09/02/2021 23:06:59 INFO Loading Model from Original plugin...
09/02/2021 23:06:59 INFO Using configuration saved in state file
09/02/2021 23:07:00 INFO Loaded model from disk: 'H:\DOCS\PROJECTS\FACESWAP_PY\proj1\ModelAB\original.h5'
09/02/2021 23:07:00 INFO Loading Trainer from Original plugin...
09/02/2021 23:07:12 INFO [Saved models] - Average loss since last save: face_a: 0.02728, face_b: 0.02731
09/02/2021 23:09:07 INFO [Saved models] - Average loss since last save: face_a: 0.03140, face_b: 0.02689
09/02/2021 23:11:01 INFO [Saved models] - Average loss since last save: face_a: 0.03149, face_b: 0.02689
09/02/2021 23:12:56 INFO [Saved models] - Average loss since last save: face_a: 0.03108, face_b: 0.02679
09/02/2021 23:14:02 INFO Saved snapshot (25000 iterations)
09/02/2021 23:14:51 INFO [Saved models] - Average loss since last save: face_a: 0.03093, face_b: 0.02667
09/02/2021 23:16:46 INFO [Saved models] - Average loss since last save: face_a: 0.03093, face_b: 0.02696
09/02/2021 23:17:38 INFO Saved project to: 'H:/DOCS/PROJECTS/FACESWAP_PY/proj1/facesw1.fsw'
09/02/2021 23:18:40 INFO [Saved models] - Average loss since last save: face_a: 0.03105, face_b: 0.02693
09/02/2021 23:20:34 INFO [Saved models] - Average loss since last save: face_a: 0.03096, face_b: 0.02650
09/02/2021 23:22:29 INFO [Saved models] - Average loss since last save: face_a: 0.03088, face_b: 0.02661
09/02/2021 23:24:23 INFO [Saved models] - Average loss since last save: face_a: 0.03057, face_b: 0.02655
09/02/2021 23:26:18 INFO [Saved models] - Average loss since last save: face_a: 0.03062, face_b: 0.02630
2021-09-02 23:27:46.354831: E tensorflow/stream_executor/cuda/cuda_event.cc:29] Error polling for event status: failed to query event: CUDA_ERROR_ILLEGAL_ADDRESS: an illegal memory access was encountered
2021-09-02 23:27:46.355028: F tensorflow/core/common_runtime/gpu/gpu_event_mgr.cc:220] Unexpected Event status: 1
Process exited.
Hi
I've had this error pop up every two minutes to an hour during training sessions, which promptly ends them. It did happen once when extracting was almost finished as well. None of the methods I've come across in my research for dealing with this kind of issue seems to make any difference.
I am running this on Windows 10 installed to an SSD. My GPU is an MSI Geforce GTX 1050 Ti. It has 4 GB of VRAM. Yes, I bought it used. Aside from this, it has not given me any problems. Here are all the methods for fixing this that I've tried so far. I've been troubleshooting this for six hours, so I may be leaving a few out:
Underclock GPU
Overclock GPU
Reduce GPU clock to remove the factory overclock present on some models of my GPU
Underclock CPU (line of thinking was that it may have been a PSU issue; my PSU is only 96w more than required for all of my components and I've been overclocking my processor)
Use lowmem mode for the trainer I'm using, original (made the error happen quicker)
Installed Faceswap.py to OS and non-OS drives, sitting on different areas of the OS drive (ie. in the default file path, in C:\ and in root)

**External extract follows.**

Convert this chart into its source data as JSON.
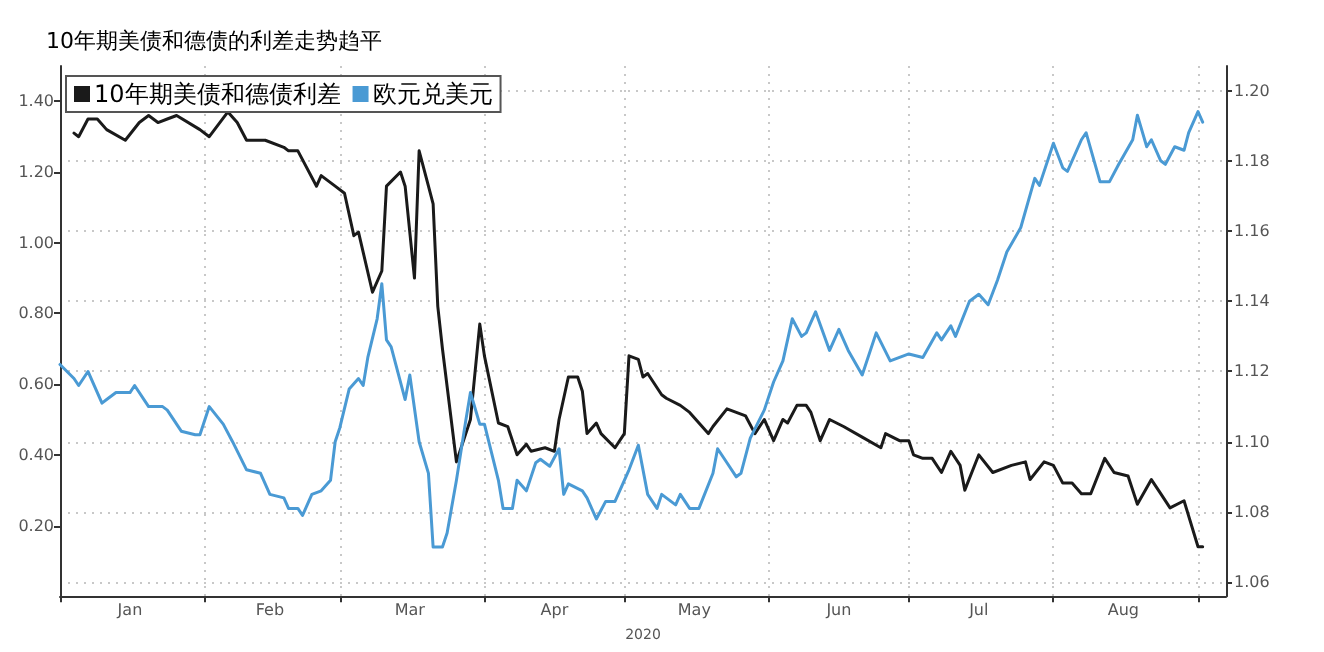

Left the PC completely alone and did not touch it after beginning the training process (seems to help, but gives the error after about an hour)

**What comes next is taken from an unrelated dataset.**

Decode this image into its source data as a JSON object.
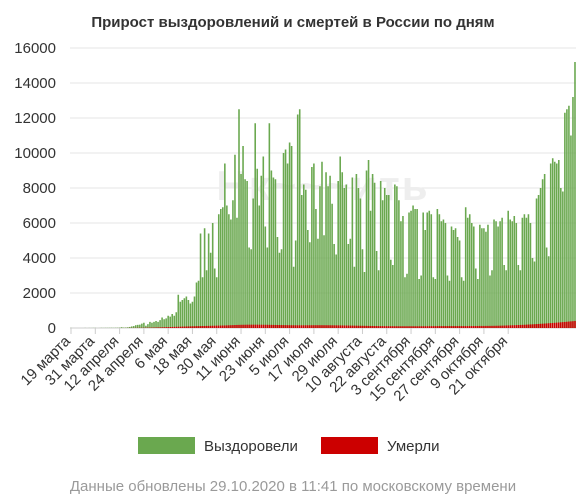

"OP, your problem sounds a lot like this guy's. Learn to use the search bar lol" Yes, nothing I've tried from there has helped and as far as I'm aware, this person never solved their problem either. The only thing I haven't been able to try yet is upgrading my PSU, which I plan to do somewhat soon anyways, but I strongly suspect I will run into the same problems.
I am running out of ideas. A year ago, I ran this same tool off of an Intel laptop CPU for up to 15 hours at a time, and never once got any kind of error. The only thing I've yet to try is some of the lighter-weight trainers, but I read that the method they use can create significantly lower quality face swaps, and at that point, why bother? Is 4GB of VRAM really not enough for the default method? And if it comes to it, would it be a bad idea to change the trainer I'm using in the middle of face training? I'm already 26k frames in.